In 1999, Nambé worked with the designer Eva Zeisel to produce a line of Nambé Ware objects including a platter, bowl, vase and salt and pepper shakers, that were based on the Tomorrow's Classic that was first introduced in 1952. In 2001, Zeisel worked with the industrial designer Steve Cozzolino on a collection of objects for Nambé.

In 2017, Nambé created a jewelry collection in sterling silver, designed with the same aerodynamic styling as the tableware.

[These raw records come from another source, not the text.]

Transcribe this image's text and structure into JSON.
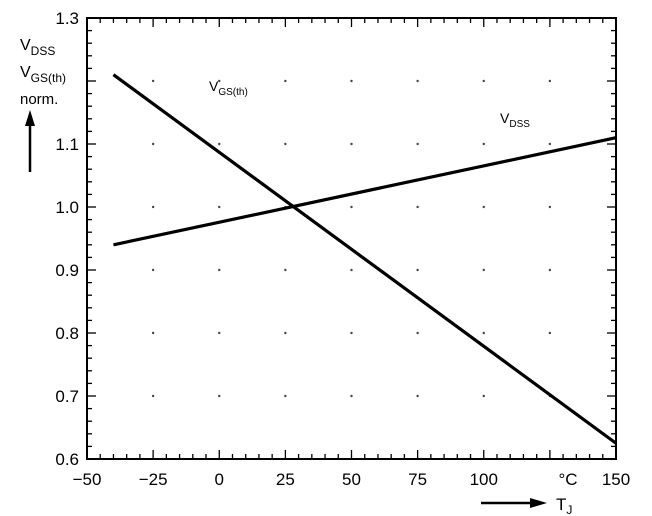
{
  "chart_data": {
    "type": "line",
    "title": "",
    "xlabel_main": "T",
    "xlabel_sub": "J",
    "x_unit": "°C",
    "ylabel_lines": [
      {
        "main": "V",
        "sub": "DSS"
      },
      {
        "main": "V",
        "sub": "GS(th)"
      },
      {
        "main": "norm.",
        "sub": ""
      }
    ],
    "xlim": [
      -50,
      150
    ],
    "ylim": [
      0.6,
      1.3
    ],
    "x_ticks": [
      -50,
      -25,
      0,
      25,
      50,
      75,
      100,
      125,
      150
    ],
    "x_tick_labels": [
      "−50",
      "−25",
      "0",
      "25",
      "50",
      "75",
      "100",
      "",
      "150"
    ],
    "y_ticks": [
      0.6,
      0.7,
      0.8,
      0.9,
      1.0,
      1.1,
      1.3
    ],
    "y_tick_labels": [
      "0.6",
      "0.7",
      "0.8",
      "0.9",
      "1.0",
      "1.1",
      "1.3"
    ],
    "grid": "dotted",
    "series": [
      {
        "name_main": "V",
        "name_sub": "GS(th)",
        "x": [
          -40,
          150
        ],
        "y": [
          1.21,
          0.625
        ]
      },
      {
        "name_main": "V",
        "name_sub": "DSS",
        "x": [
          -40,
          150
        ],
        "y": [
          0.94,
          1.11
        ]
      }
    ]
  }
}
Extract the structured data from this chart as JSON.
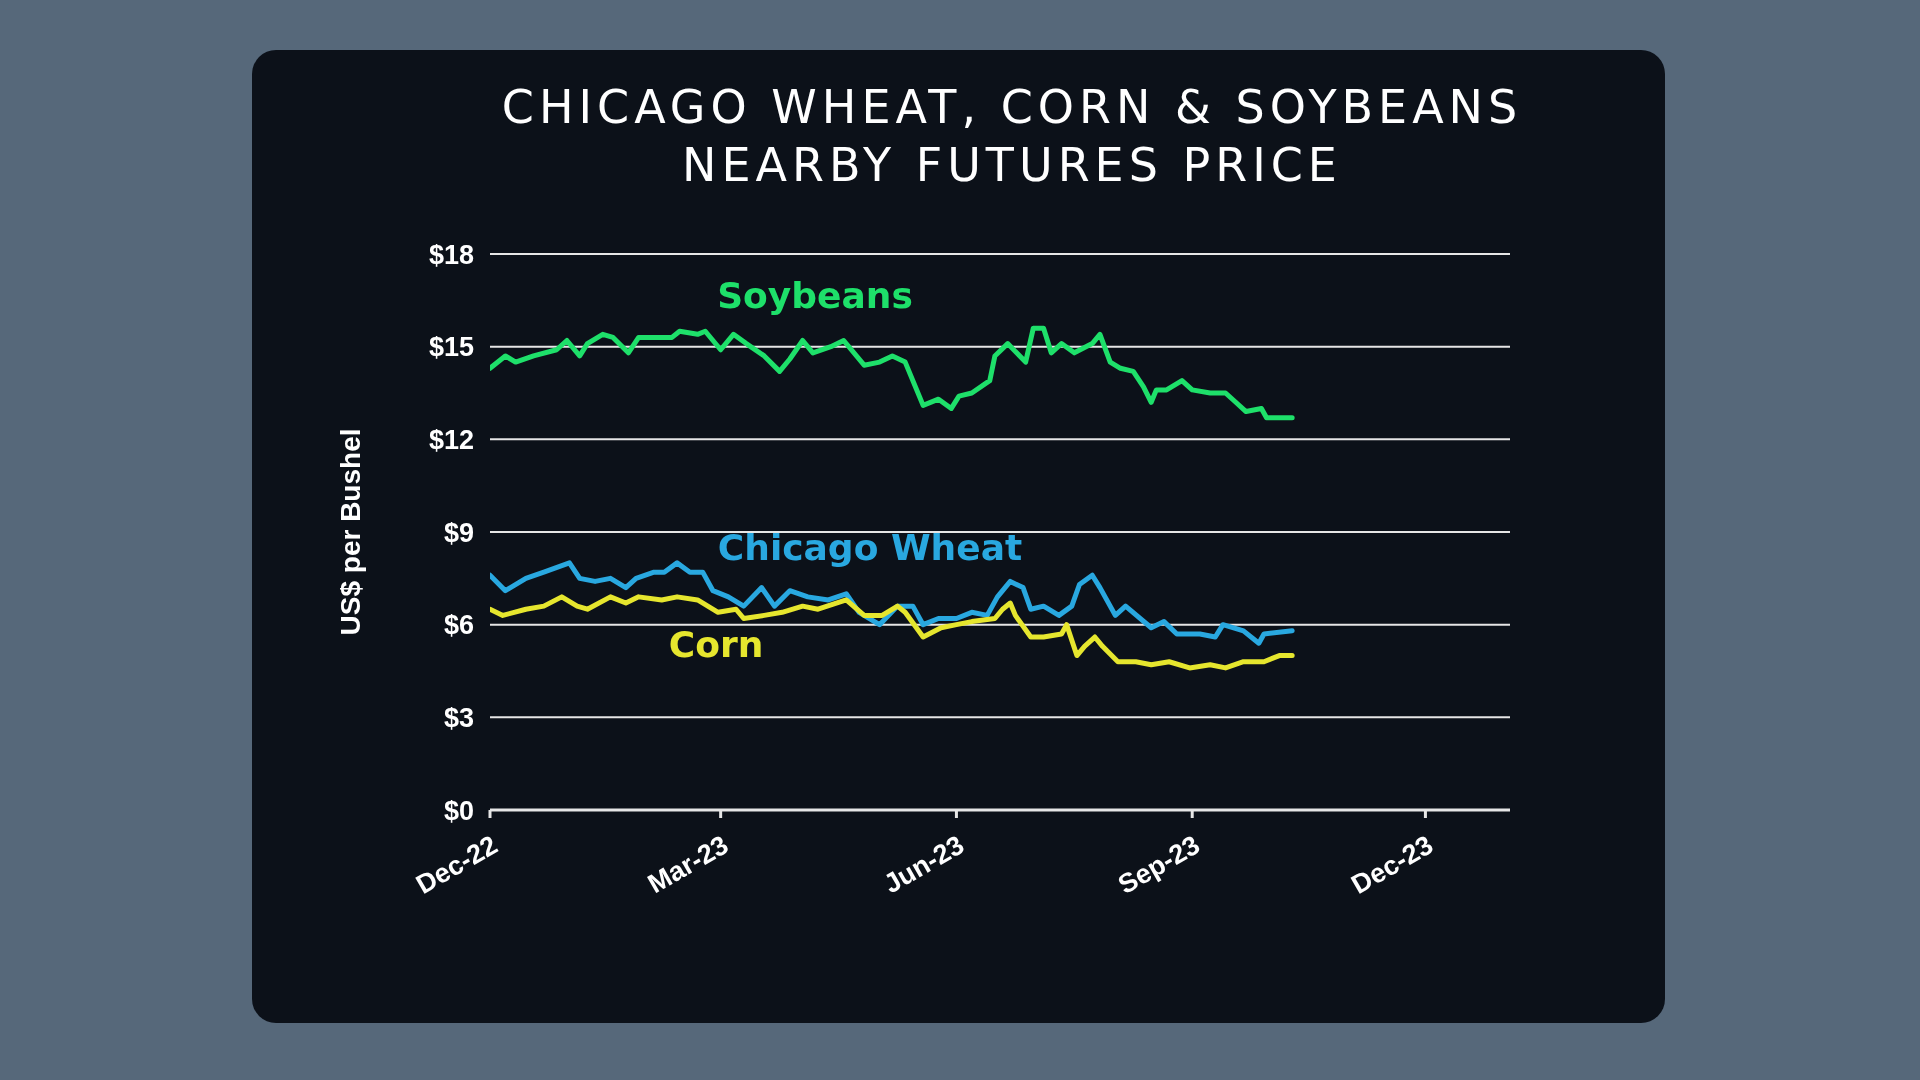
{
  "chart_data": {
    "type": "line",
    "title": "CHICAGO WHEAT, CORN & SOYBEANS\nNEARBY FUTURES PRICE",
    "ylabel": "US$ per Bushel",
    "legend": false,
    "grid": "y",
    "marker": "none",
    "line_style": "solid",
    "xlim": [
      "2022-12-01",
      "2024-01-03"
    ],
    "xticks": [
      {
        "value": "2022-12-01",
        "label": "Dec-22"
      },
      {
        "value": "2023-03-01",
        "label": "Mar-23"
      },
      {
        "value": "2023-06-01",
        "label": "Jun-23"
      },
      {
        "value": "2023-09-01",
        "label": "Sep-23"
      },
      {
        "value": "2023-12-01",
        "label": "Dec-23"
      }
    ],
    "ylim": [
      0,
      18
    ],
    "yticks": [
      {
        "value": 0,
        "label": "$0"
      },
      {
        "value": 3,
        "label": "$3"
      },
      {
        "value": 6,
        "label": "$6"
      },
      {
        "value": 9,
        "label": "$9"
      },
      {
        "value": 12,
        "label": "$12"
      },
      {
        "value": 15,
        "label": "$15"
      },
      {
        "value": 18,
        "label": "$18"
      }
    ],
    "series": [
      {
        "name": "Soybeans",
        "color": "#1ee06a",
        "x": [
          "2022-12-01",
          "2022-12-07",
          "2022-12-11",
          "2022-12-18",
          "2022-12-27",
          "2022-12-31",
          "2023-01-05",
          "2023-01-08",
          "2023-01-14",
          "2023-01-18",
          "2023-01-24",
          "2023-01-28",
          "2023-02-03",
          "2023-02-10",
          "2023-02-13",
          "2023-02-20",
          "2023-02-23",
          "2023-03-01",
          "2023-03-06",
          "2023-03-11",
          "2023-03-18",
          "2023-03-24",
          "2023-03-28",
          "2023-04-02",
          "2023-04-06",
          "2023-04-13",
          "2023-04-18",
          "2023-04-26",
          "2023-05-02",
          "2023-05-07",
          "2023-05-12",
          "2023-05-19",
          "2023-05-25",
          "2023-05-30",
          "2023-06-02",
          "2023-06-07",
          "2023-06-14",
          "2023-06-16",
          "2023-06-21",
          "2023-06-28",
          "2023-07-01",
          "2023-07-05",
          "2023-07-08",
          "2023-07-12",
          "2023-07-17",
          "2023-07-24",
          "2023-07-27",
          "2023-07-31",
          "2023-08-04",
          "2023-08-09",
          "2023-08-13",
          "2023-08-16",
          "2023-08-18",
          "2023-08-22",
          "2023-08-28",
          "2023-09-01",
          "2023-09-08",
          "2023-09-14",
          "2023-09-18",
          "2023-09-22",
          "2023-09-28",
          "2023-09-30",
          "2023-10-05",
          "2023-10-10"
        ],
        "values": [
          14.3,
          14.7,
          14.5,
          14.7,
          14.9,
          15.2,
          14.7,
          15.1,
          15.4,
          15.3,
          14.8,
          15.3,
          15.3,
          15.3,
          15.5,
          15.4,
          15.5,
          14.9,
          15.4,
          15.1,
          14.7,
          14.2,
          14.6,
          15.2,
          14.8,
          15.0,
          15.2,
          14.4,
          14.5,
          14.7,
          14.5,
          13.1,
          13.3,
          13.0,
          13.4,
          13.5,
          13.9,
          14.7,
          15.1,
          14.5,
          15.6,
          15.6,
          14.8,
          15.1,
          14.8,
          15.1,
          15.4,
          14.5,
          14.3,
          14.2,
          13.7,
          13.2,
          13.6,
          13.6,
          13.9,
          13.6,
          13.5,
          13.5,
          13.2,
          12.9,
          13.0,
          12.7,
          12.7,
          12.7
        ]
      },
      {
        "name": "Chicago Wheat",
        "color": "#29a8e0",
        "x": [
          "2022-12-01",
          "2022-12-07",
          "2022-12-15",
          "2022-12-22",
          "2023-01-01",
          "2023-01-05",
          "2023-01-11",
          "2023-01-17",
          "2023-01-23",
          "2023-01-27",
          "2023-02-03",
          "2023-02-07",
          "2023-02-12",
          "2023-02-17",
          "2023-02-22",
          "2023-02-26",
          "2023-03-04",
          "2023-03-10",
          "2023-03-17",
          "2023-03-22",
          "2023-03-28",
          "2023-04-04",
          "2023-04-12",
          "2023-04-19",
          "2023-04-24",
          "2023-05-02",
          "2023-05-09",
          "2023-05-15",
          "2023-05-19",
          "2023-05-25",
          "2023-06-01",
          "2023-06-07",
          "2023-06-13",
          "2023-06-17",
          "2023-06-22",
          "2023-06-27",
          "2023-06-30",
          "2023-07-05",
          "2023-07-11",
          "2023-07-16",
          "2023-07-19",
          "2023-07-24",
          "2023-07-27",
          "2023-08-02",
          "2023-08-06",
          "2023-08-16",
          "2023-08-21",
          "2023-08-26",
          "2023-09-04",
          "2023-09-10",
          "2023-09-13",
          "2023-09-21",
          "2023-09-27",
          "2023-09-29",
          "2023-10-10"
        ],
        "values": [
          7.6,
          7.1,
          7.5,
          7.7,
          8.0,
          7.5,
          7.4,
          7.5,
          7.2,
          7.5,
          7.7,
          7.7,
          8.0,
          7.7,
          7.7,
          7.1,
          6.9,
          6.6,
          7.2,
          6.6,
          7.1,
          6.9,
          6.8,
          7.0,
          6.4,
          6.0,
          6.6,
          6.6,
          6.0,
          6.2,
          6.2,
          6.4,
          6.3,
          6.9,
          7.4,
          7.2,
          6.5,
          6.6,
          6.3,
          6.6,
          7.3,
          7.6,
          7.2,
          6.3,
          6.6,
          5.9,
          6.1,
          5.7,
          5.7,
          5.6,
          6.0,
          5.8,
          5.4,
          5.7,
          5.8
        ]
      },
      {
        "name": "Corn",
        "color": "#e6e62e",
        "x": [
          "2022-12-01",
          "2022-12-06",
          "2022-12-15",
          "2022-12-22",
          "2022-12-29",
          "2023-01-04",
          "2023-01-08",
          "2023-01-17",
          "2023-01-23",
          "2023-01-28",
          "2023-02-06",
          "2023-02-12",
          "2023-02-20",
          "2023-02-28",
          "2023-03-07",
          "2023-03-10",
          "2023-03-18",
          "2023-03-25",
          "2023-04-02",
          "2023-04-08",
          "2023-04-19",
          "2023-04-26",
          "2023-05-03",
          "2023-05-09",
          "2023-05-12",
          "2023-05-19",
          "2023-05-26",
          "2023-06-01",
          "2023-06-07",
          "2023-06-16",
          "2023-06-19",
          "2023-06-22",
          "2023-06-24",
          "2023-06-30",
          "2023-07-05",
          "2023-07-12",
          "2023-07-14",
          "2023-07-18",
          "2023-07-21",
          "2023-07-25",
          "2023-07-28",
          "2023-08-03",
          "2023-08-10",
          "2023-08-16",
          "2023-08-23",
          "2023-08-31",
          "2023-09-08",
          "2023-09-14",
          "2023-09-21",
          "2023-09-29",
          "2023-10-05",
          "2023-10-10"
        ],
        "values": [
          6.5,
          6.3,
          6.5,
          6.6,
          6.9,
          6.6,
          6.5,
          6.9,
          6.7,
          6.9,
          6.8,
          6.9,
          6.8,
          6.4,
          6.5,
          6.2,
          6.3,
          6.4,
          6.6,
          6.5,
          6.8,
          6.3,
          6.3,
          6.6,
          6.4,
          5.6,
          5.9,
          6.0,
          6.1,
          6.2,
          6.5,
          6.7,
          6.3,
          5.6,
          5.6,
          5.7,
          6.0,
          5.0,
          5.3,
          5.6,
          5.3,
          4.8,
          4.8,
          4.7,
          4.8,
          4.6,
          4.7,
          4.6,
          4.8,
          4.8,
          5.0,
          5.0
        ]
      }
    ]
  }
}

Portmeirion Group purchased Nambé in 2019 for $12 million. The acquisition provided the British company with a stronger influence in the US market, as Nambé’s sales had been largely through retail stores in New Mexico and Arizona initially, and soon thereafter through upmarket national retailers (Macy's, Bloomingdale's, Neiman Marcus, Nordstrom, etc.). Production of the alloy metalwork is now in India, and woodware produced in Thailand, stainless steel flatware in Vietnam and crystal glassware. As a subsidiary of Portmeirion, it now trades as Nambé International.

Nambé Ware items are included in the permanent collection of the British Museum, the Museum of Modern Art, the Chicago Athenaeum, the International Museum of Design, and the Center for Modern Art, Prague.